Tori's Got Five Lives

by Cara Davis

When Tori Amos fans purchased tickets to one of her Sydney concerts this month they probably expected to see, well, Tori Amos.

And while the sleek singer songwriter who struts onto the stage that September night may look like Tori Amos, it will in fact be one of five completely different people.

"Depending on the night, you are going to get a different woman," she said.

"And I know you can't please everybody, but the way I see it is that if you are at that show, you were supposed to be there for a reason."

Sound confusing? You bet. But as the singer songwriter explained to Sydney Star Observer, the five distinct characters unexpectedly appeared when she wrote her ninth studio album American Doll Posse.
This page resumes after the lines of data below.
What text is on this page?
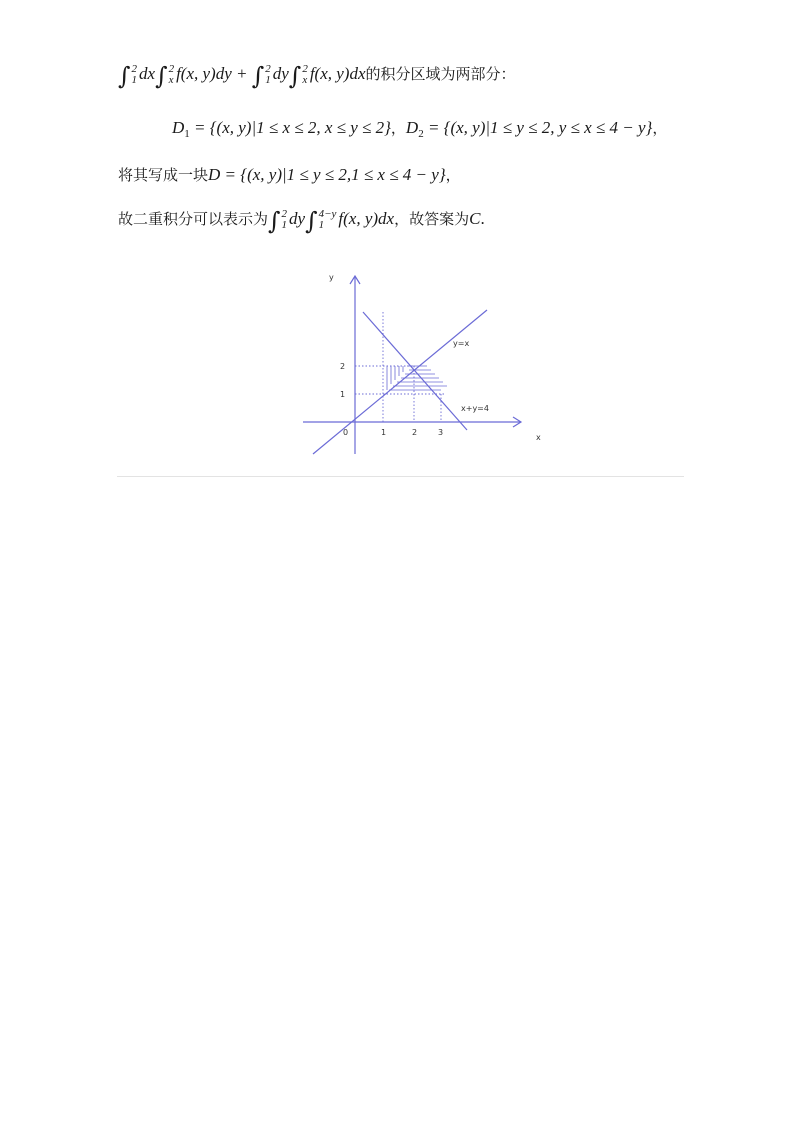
∫ 2
1 dx∫ 2
x f(x, y)dy + ∫ 2
1 dy∫ 2
x f(x, y)dx的积分区域为两部分：
$D_1 = \{(x$, y)|1 ≤ x ≤ 2, x ≤ y ≤ 2}，$D_2 = \{(x$, y)|1 ≤ y ≤ 2, y ≤ x ≤ 4 − y}，
将其写成一块D = {(x, y)|1 ≤ y ≤ 2,1 ≤ x ≤ 4 − y}，
故二重积分可以表示为∫ 2
1 dy∫ 4−y
1 f(x, y)dx，故答案为C.
y
x
0	1	2	3
1
2
y=x
x+y=4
It was inevitable really. After centuries of being deconstructed by the ruling patriarchy, it was only a matter of time before the girls reassembled to reclaim the power.

Tori found the girls on her metaphysical travels to the Greek pantheon, a time when the feminine was considered sacred.

She returned to 2007 with Isabel (hisTORIcal) - a photographer with a political bent, Clyde (CliTORIdes) - the little girl lost, and Pip (ExpiraTORIal) - a rubber clad warrior.

Santa (SanaTORIum) - the sensual 'girl's girl' appeared shortly after, followed shortly after by Tori (TerraTORIes) - the male-channelling mother.

Sure, it may sound a little waffly. But Tori said she is simply trying to tell other women that a version of the compartmentalised feminine is within them, however repressed.

"There are images that we as women step into and maybe get stuck in and they may not be aware of it," she said.

"A lot of women are now beginning to respond by saying, 'Hang on a minute, I'm not the girl my family wants me to be or the girl my friends think I am.'"

Everything going to plan, Tori's new album will liberate the masses from the shackles of the patriarchal world.

"There are so many people who are against anything that is not a male, heterosexual power," she said.

"Until those of us who choose to pull our heads out of the sand understand that this force means business, then in 20, 30 or 40 years from now we will look back at this time and say, 'My God, where were we?'

"This is life and death, the lives that you and I and our friends have, the freedom that we have to live our lives without somebody telling us what should go on in our bedrooms or what our morals should be."

It must be relatively easy, however, to wage war against the heterosexual paradigm when your five new personalities are all stunning-looking females.

But Tori "the complete woman", begged to differ.

"That is my body, I didn't get a boob job, I just worked my arse off," she said.

"And I am sorry, but at 44 I am fucking hot and I am proud of it."